Neighbours don’t want to see high school on Strathallan Street

Board hears numerous reasons why proposed site for Catholic high school in Fergus is not a good choice

FERGUS – A growing population, schools bursting at the seams, and a desire to get children off school buses are the main reasons the Wellington Catholic District School Board (WCDSB) wants to build a high school in Fergus.

Dangerous traffic conditions, mixing teenagers with elementary students on the same campus, and losing a neighbourhood park are the main reasons the crowd at the Wellington County Museum and Archives on May 28 was against building the school on Strathallan Street in Fergus.

The school board has proposed constructing a new high school directly beside St. Joseph Catholic Elementary School and possibly physically connecting to it.

The meeting at the museum was the first of a few public meetings that will be held on the topic.

Right now, all Catholic students in the board must travel to Guelph to attend high school – even those as far away as Mount Forest.

WCDSB associate director Tracy McLennan told the gathering the board conducted its first long-term accommodation plan in 2019, “and we heard loud and clear that our communities in Fergus and north Wellington would like to see a Catholic high school in Wellington County.”

McLennan said some 400 students are bused from the county to Guelph every day. The majority attend St. James Catholic High School in Guelph and some attend Our Lady of Lourdes.

But St. James is projected to be at 130% capacity and Lourdes at 120% capacity in the next few years.

“So there is a need” for a new school, McLennan added.

The school board has to submit its request for capital funding to the Ministry of Education and these applications do better when land is already secured and especially when construction can be combined with existing buildings, noted director of education Michael Glazier.

That makes Strathallan Street the perfect location, he said.

The new high school is proposed to be two storeys, fronting onto Strathallan Street, with 21 classrooms and 105 parking spaces, although it was stressed several times these were conceptual plans only at this point.

A sports field would be relocated behind the school. The building will eat up some of the park.

Wellington Catholic District School Board director of education Michael Glazier, speaks to attendees at a public meeting on May 28. The board has proposed building a new high school beside St.
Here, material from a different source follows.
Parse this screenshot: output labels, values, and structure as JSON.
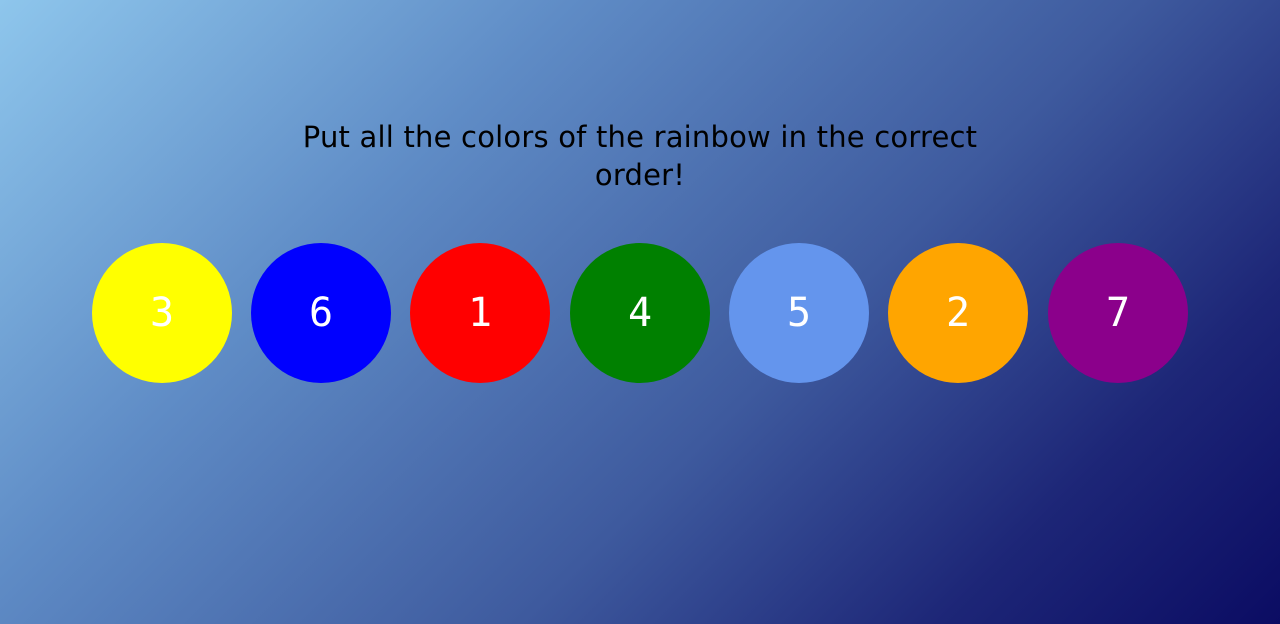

Joseph elementary school on Strathallan Street in Fergus. Photo by Joanne Shuttleworth

The township can only sell land when it’s been declared surplus. At the recommendation of township staff, Centre Wellington council declared Strathallan Park surplus in January to ease the process for the school board.

This was a sticking point for many people who attended the meeting.

“I don’t understand how this park, that is used daily, can be declared surplus,” said one man.

“This area is exploding,” said a woman in the audience.

“You’ve proposed there will 492 students, but you know you will be putting portables there. You should put (a high school) in a new development. I don’t understand why you’re picking on our little neighbourhood.”

Another woman suggested the site is already too small. Add special events like hosting board-wide sports events or even just school-wide events for parents, and there’s not enough parking, she said.

Another man noted Centre Wellington Township and Tree Trust planted 17 celebration trees in Strathallan Park in 2018. The celebration tree program has ended, but individuals could plant a tree in memory of a loved one.

“I hope they (the trees) won’t be removed or damaged,” he said.

“This is the only sports field north of the Grand River,” said another man. “This is a tiny lot. There should not be another school there.”

Other attendees spoke of the traffic and congestion on Strathallan Street at arrival and dismissal time and worried it would become even more dangerous with another school next door.

And some worried that drugs and sexual behaviour might migrate from the high school to the elementary school.

Board officials said this was an information session and they would take the comments they heard and see what they could do with the concept.

Only if the ministry approves the proposal will it move forward, they added.

The topic came up again at the Mayor’s Town Hall at the Centre Wellington Community Sportsplex on May 30, where a few residents asked the mayor why the park was declared surplus and why a high school had to be located there.

Watters said school boards determine where schools should be located, but they work with the township.

Pat Newson, managing director of community services, said the naturalized play area that’s currently at the school will remain but it might be moved.

There will be a full-size soccer filed, which is lacking in the township, she said.

Newson said other nearby parks, like Webster Park, will be improved and she noted a renewed Forfar Park opened a couple of years ago.

And the school grounds will be available for public use outside school hours.

Regarding the memorial trees, Newson said they have contacted the people who paid for memorialized trees and other arrangements will be made for those.

Some trees may have to be removed for the new building, “but the board will own those trees if they buy the property,” she said.

Watters promised to have school board officials attend his next town hall meeting, which will take place some time in the fall in Elora.